As long ago as 1983, the Department (in the preamble to the first DBE rule) strongly urged recipients to use appropriate due process procedures for decertification actions. Recipient procedures are still inconsistent and, in some cases, inadequate, in this respect. Quite recently, for example, litigation forced one recipient to rescind a decertification of an apparently ineligible firm because it had failed to provide administrative due process. We believe that proper due process procedures are crucial to maintaining the integrity of this program. The majority of commenters agreed, though a number of commenters had concerns about particular provisions of the SNPRM proposal.

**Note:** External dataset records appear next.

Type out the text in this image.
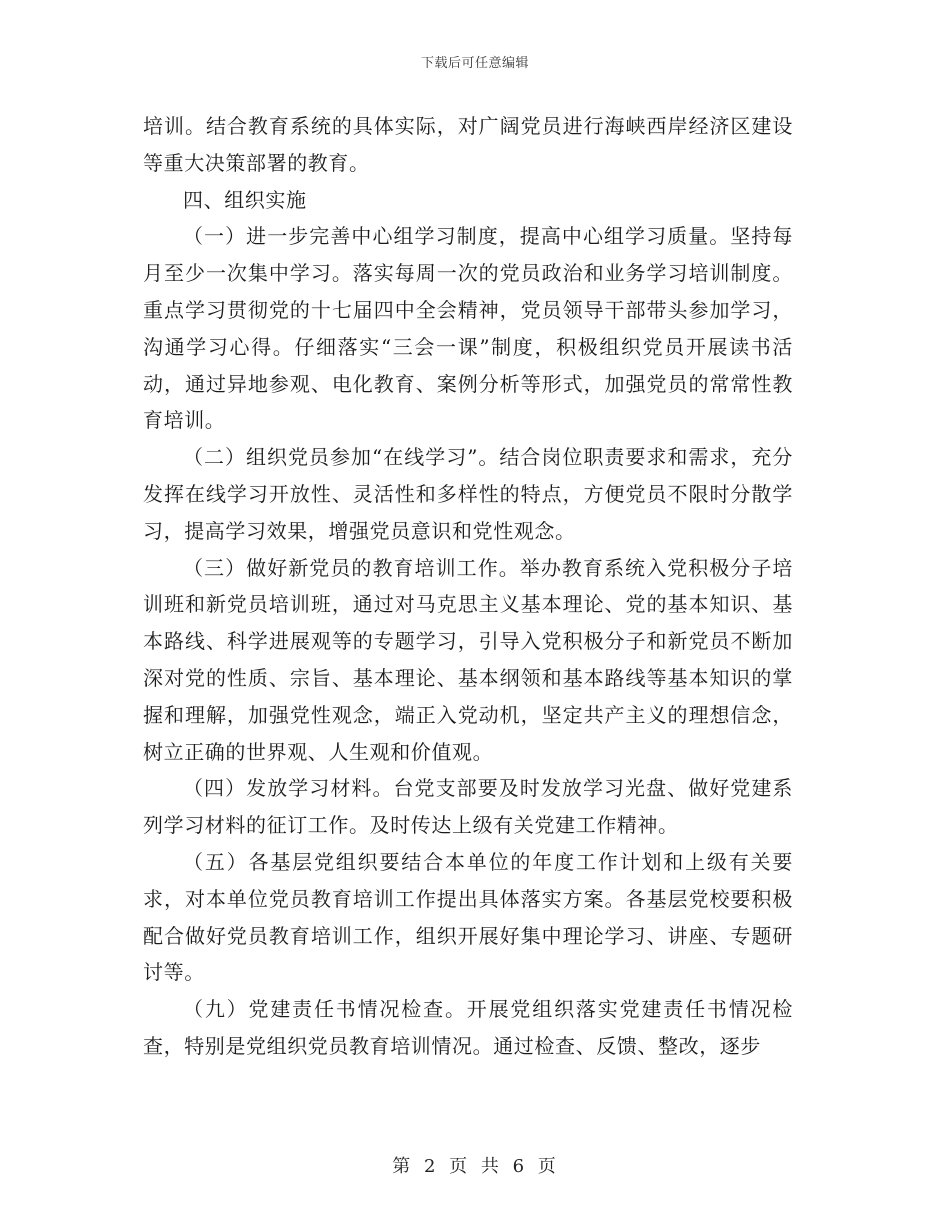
下载后可任意编辑

培训。结合教育系统的具体实际，对广阔党员进行海峡西岸经济区建设等重大决策部署的教育。

四、组织实施

（一）进一步完善中心组学习制度，提高中心组学习质量。坚持每月至少一次集中学习。落实每周一次的党员政治和业务学习培训制度。重点学习贯彻党的十七届四中全会精神，党员领导干部带头参加学习，沟通学习心得。仔细落实“三会一课”制度，积极组织党员开展读书活动，通过异地参观、电化教育、案例分析等形式，加强党员的常常性教育培训。

（二）组织党员参加“在线学习”。结合岗位职责要求和需求，充分发挥在线学习开放性、灵活性和多样性的特点，方便党员不限时分散学习，提高学习效果，增强党员意识和党性观念。

（三）做好新党员的教育培训工作。举办教育系统入党积极分子培训班和新党员培训班，通过对马克思主义基本理论、党的基本知识、基本路线、科学进展观等的专题学习，引导入党积极分子和新党员不断加深对党的性质、宗旨、基本理论、基本纲领和基本路线等基本知识的掌握和理解，加强党性观念，端正入党动机，坚定共产主义的理想信念，树立正确的世界观、人生观和价值观。

（四）发放学习材料。台党支部要及时发放学习光盘、做好党建系列学习材料的征订工作。及时传达上级有关党建工作精神。

（五）各基层党组织要结合本单位的年度工作计划和上级有关要求，对本单位党员教育培训工作提出具体落实方案。各基层党校要积极配合做好党员教育培训工作，组织开展好集中理论学习、讲座、专题研讨等。

（九）党建责任书情况检查。开展党组织落实党建责任书情况检查，特别是党组织党员教育培训情况。通过检查、反馈、整改，逐步

第 2 页 共 6 页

Some recipients, for example, thought separation of functions was an unnecessary requirement, or too burdensome, particularly for small recipients. We believe separation of functions is essential: there cannot be a fair proceeding if the same party acts as prosecutor and judge. We believe that the burdens are modest, particularly in the context of state DOTs and statewide UCPs. We acknowledge that for small recipients, like small airports and transit authorities, small staffs may create problems in establishing separation of functions (e.g., if there is only one person in the organization who is knowledgeable about the DBE program). For this reason, the rule will permit small recipients to comply with this requirement to the extent feasible until UCPs are in operation (at which time the UCPs would have to ensure separation of functions in all such cases). The organizational scheme for providing separation of functions will be part of each recipient's DBE program. In the case of a small recipient, if the DBE program showed that other alternatives (e.g., the airport using the transit authority's DBE officer as the decision-maker in decertification actions, and vice-versa) were unavailable, the Department could approve something less than ideal separation of functions for the short term before the UCP becomes operational. In reviewing certification appeals from such recipients, the Department would take into account the absence of separation of functions.
It is very important that the decision-maker be someone who is familiar with the DBE certification requirements of this part. The decisionmaker need not be an administrative law judge or some similar official; a knowledgeable program official is preferable to an ALJ who lacks familiarity with the program.
Another aspect of the due process requirements that commenters addressed was the requirement for a record of the hearing, which some commenters found to be burdensome. We want to emphasize that, while recipients have to keep a hearing record (including a verbatim record of the hearing), they do not need to produce a transcript unless there is an appeal. A hearing record is essential, because DOT appellate review is a review of the administrative record.
Some commenters suggested deleting two provisions. One of these allowed recipients to impose a sort of administrative temporary restraining order on firms pending a final decertification decision. The other allowed the effect of a decertification decision to be retroactive to the date of the complaint. The Department agrees that these two provisions could lead to unfairness, and so we have deleted them.